For each is made a slave, or sentenced dead,
Thither by evil Chance or Error led.
LVI
Sore dangerous 'twas to doubt; lest hostile band
Should sally from the puissant town in sight,
With armed barks, and upon theirs lay hand,
In evil case for sea, and worse for fight.
What time the patron knows not what command
To give, of him inquires the English knight
What kept his mind suspended in that sort,
And why at first he had not made the port.
LVII
To him relates the patron how a crew
Of murderous women tenanted that shore,
Which, by their ancient law, enslave or slew
All those whom Fortune to this kingdom bore;
And that he only could such for eschew
That in the lists ten champions overbore,
And having this achieved, the following night
In bed should with ten damsels take delight.
LVIII
And if he brings to end the former feat,
But afterwards the next unfinished leaves,
They kill him, and as slaves his following treat,
Condemned to delve their land or keep their beeves.
-- If for the first and second labour meet --
He liberty for all his band achieves,
Not for himself; who there must stay and wed
Ten wives by him selected for his bed.
LIX
So strange a custom of the neighbouring strand
Without a laugh Astolpho cannot hear;
Sansonet and Marphisa, near at hand,
Next Aquilant, and he, his brother dear,
Arrive: to them the patron who from land
Aye keeps aloof, explains the cause of fear,
And cries: "I liefer in the sea would choke,
Than here of servitude endure the yoke. "
LX
The sailors by the patron's rede abide,
And all the passengers affrighted sore;
Save that Marphisa took the other side
With hers, who deemed that safer was the shore
Than sea, which raging round them, far and wide,
Than a hundred thousand swords dismayed them more.

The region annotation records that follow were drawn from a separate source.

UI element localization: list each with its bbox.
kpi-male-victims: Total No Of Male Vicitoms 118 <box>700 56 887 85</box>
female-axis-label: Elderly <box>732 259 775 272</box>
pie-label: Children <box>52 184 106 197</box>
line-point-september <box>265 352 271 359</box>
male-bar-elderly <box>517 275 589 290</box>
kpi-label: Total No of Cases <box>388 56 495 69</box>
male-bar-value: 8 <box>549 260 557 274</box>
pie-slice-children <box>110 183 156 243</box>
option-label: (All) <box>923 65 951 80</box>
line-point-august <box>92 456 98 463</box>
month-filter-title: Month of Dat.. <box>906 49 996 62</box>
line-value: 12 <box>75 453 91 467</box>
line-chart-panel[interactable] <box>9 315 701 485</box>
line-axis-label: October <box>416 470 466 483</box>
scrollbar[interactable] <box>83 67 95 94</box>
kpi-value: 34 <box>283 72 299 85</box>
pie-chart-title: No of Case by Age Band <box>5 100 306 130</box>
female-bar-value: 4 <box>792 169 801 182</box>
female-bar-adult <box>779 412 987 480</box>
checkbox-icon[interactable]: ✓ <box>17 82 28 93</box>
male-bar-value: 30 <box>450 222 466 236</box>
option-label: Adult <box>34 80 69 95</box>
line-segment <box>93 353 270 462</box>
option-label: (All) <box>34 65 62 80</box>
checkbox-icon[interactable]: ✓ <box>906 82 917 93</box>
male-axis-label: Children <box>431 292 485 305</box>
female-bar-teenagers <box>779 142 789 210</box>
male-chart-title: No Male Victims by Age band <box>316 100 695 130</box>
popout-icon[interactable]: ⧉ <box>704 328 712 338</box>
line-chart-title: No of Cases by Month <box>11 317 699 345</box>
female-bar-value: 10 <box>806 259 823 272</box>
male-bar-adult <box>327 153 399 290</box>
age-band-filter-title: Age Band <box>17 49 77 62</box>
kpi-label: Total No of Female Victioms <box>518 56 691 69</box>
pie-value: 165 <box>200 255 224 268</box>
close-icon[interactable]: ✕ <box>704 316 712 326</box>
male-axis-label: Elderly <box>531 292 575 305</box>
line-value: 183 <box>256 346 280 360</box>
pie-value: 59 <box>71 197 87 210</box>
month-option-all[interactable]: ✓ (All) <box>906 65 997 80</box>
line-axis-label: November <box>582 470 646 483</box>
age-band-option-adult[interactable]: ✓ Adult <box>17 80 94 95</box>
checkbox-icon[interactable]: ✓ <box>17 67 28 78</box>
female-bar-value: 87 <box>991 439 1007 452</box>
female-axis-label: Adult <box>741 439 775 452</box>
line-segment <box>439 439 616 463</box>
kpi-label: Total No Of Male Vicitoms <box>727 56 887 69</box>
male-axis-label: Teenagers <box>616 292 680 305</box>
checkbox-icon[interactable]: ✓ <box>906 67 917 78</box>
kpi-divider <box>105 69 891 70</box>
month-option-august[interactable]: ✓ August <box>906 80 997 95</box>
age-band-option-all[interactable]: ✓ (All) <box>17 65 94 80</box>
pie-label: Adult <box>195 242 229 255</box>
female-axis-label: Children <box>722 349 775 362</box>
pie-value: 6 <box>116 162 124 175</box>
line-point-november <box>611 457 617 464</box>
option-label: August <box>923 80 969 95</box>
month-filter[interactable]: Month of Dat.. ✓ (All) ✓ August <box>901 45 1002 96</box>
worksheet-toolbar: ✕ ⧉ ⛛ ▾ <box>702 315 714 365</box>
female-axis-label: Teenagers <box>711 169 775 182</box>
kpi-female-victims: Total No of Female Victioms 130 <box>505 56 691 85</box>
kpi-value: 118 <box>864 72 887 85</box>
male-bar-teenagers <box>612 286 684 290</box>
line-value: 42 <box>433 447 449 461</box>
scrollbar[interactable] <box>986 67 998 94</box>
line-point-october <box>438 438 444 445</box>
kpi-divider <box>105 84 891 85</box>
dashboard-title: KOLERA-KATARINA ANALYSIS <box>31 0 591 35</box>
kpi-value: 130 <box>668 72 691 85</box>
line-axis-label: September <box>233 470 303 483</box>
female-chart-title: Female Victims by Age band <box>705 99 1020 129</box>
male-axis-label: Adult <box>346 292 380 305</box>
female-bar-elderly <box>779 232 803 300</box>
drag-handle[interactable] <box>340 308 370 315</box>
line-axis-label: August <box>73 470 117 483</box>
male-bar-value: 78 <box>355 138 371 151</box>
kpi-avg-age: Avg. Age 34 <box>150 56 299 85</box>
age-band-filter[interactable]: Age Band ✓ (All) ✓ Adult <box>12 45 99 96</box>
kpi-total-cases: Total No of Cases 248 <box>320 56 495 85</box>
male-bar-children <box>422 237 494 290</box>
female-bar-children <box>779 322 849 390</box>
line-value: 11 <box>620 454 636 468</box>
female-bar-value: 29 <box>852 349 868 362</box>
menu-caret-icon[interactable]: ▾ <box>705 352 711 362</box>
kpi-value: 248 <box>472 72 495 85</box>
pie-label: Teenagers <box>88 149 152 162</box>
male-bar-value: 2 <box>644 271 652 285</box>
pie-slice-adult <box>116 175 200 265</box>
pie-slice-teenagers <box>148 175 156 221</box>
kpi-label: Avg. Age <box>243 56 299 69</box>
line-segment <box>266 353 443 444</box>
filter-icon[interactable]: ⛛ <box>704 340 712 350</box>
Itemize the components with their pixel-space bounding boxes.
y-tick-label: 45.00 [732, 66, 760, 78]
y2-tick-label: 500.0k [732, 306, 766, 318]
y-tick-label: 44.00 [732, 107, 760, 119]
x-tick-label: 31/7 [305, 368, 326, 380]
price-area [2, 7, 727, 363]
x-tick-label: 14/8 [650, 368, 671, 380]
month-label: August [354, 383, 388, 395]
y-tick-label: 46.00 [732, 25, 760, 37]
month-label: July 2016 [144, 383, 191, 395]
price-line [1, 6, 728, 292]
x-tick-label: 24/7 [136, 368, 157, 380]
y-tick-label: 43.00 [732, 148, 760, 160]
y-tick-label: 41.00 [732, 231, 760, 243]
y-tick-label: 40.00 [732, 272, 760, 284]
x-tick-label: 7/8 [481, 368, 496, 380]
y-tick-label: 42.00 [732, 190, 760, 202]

Them little this, or other place alarms,
So that they have but power to wield their arms.
LXI
The warriors are impatient all to land:
But boldest is of these the English peer;
Knowing how soon his horn will clear the strand,
When the scared foe its pealing sound shall hear.
To put into the neighbouring port this band
Desires, and are at strife with those who fear.
And they who are the strongest, in such sort
Compel the patron, that he makes the port.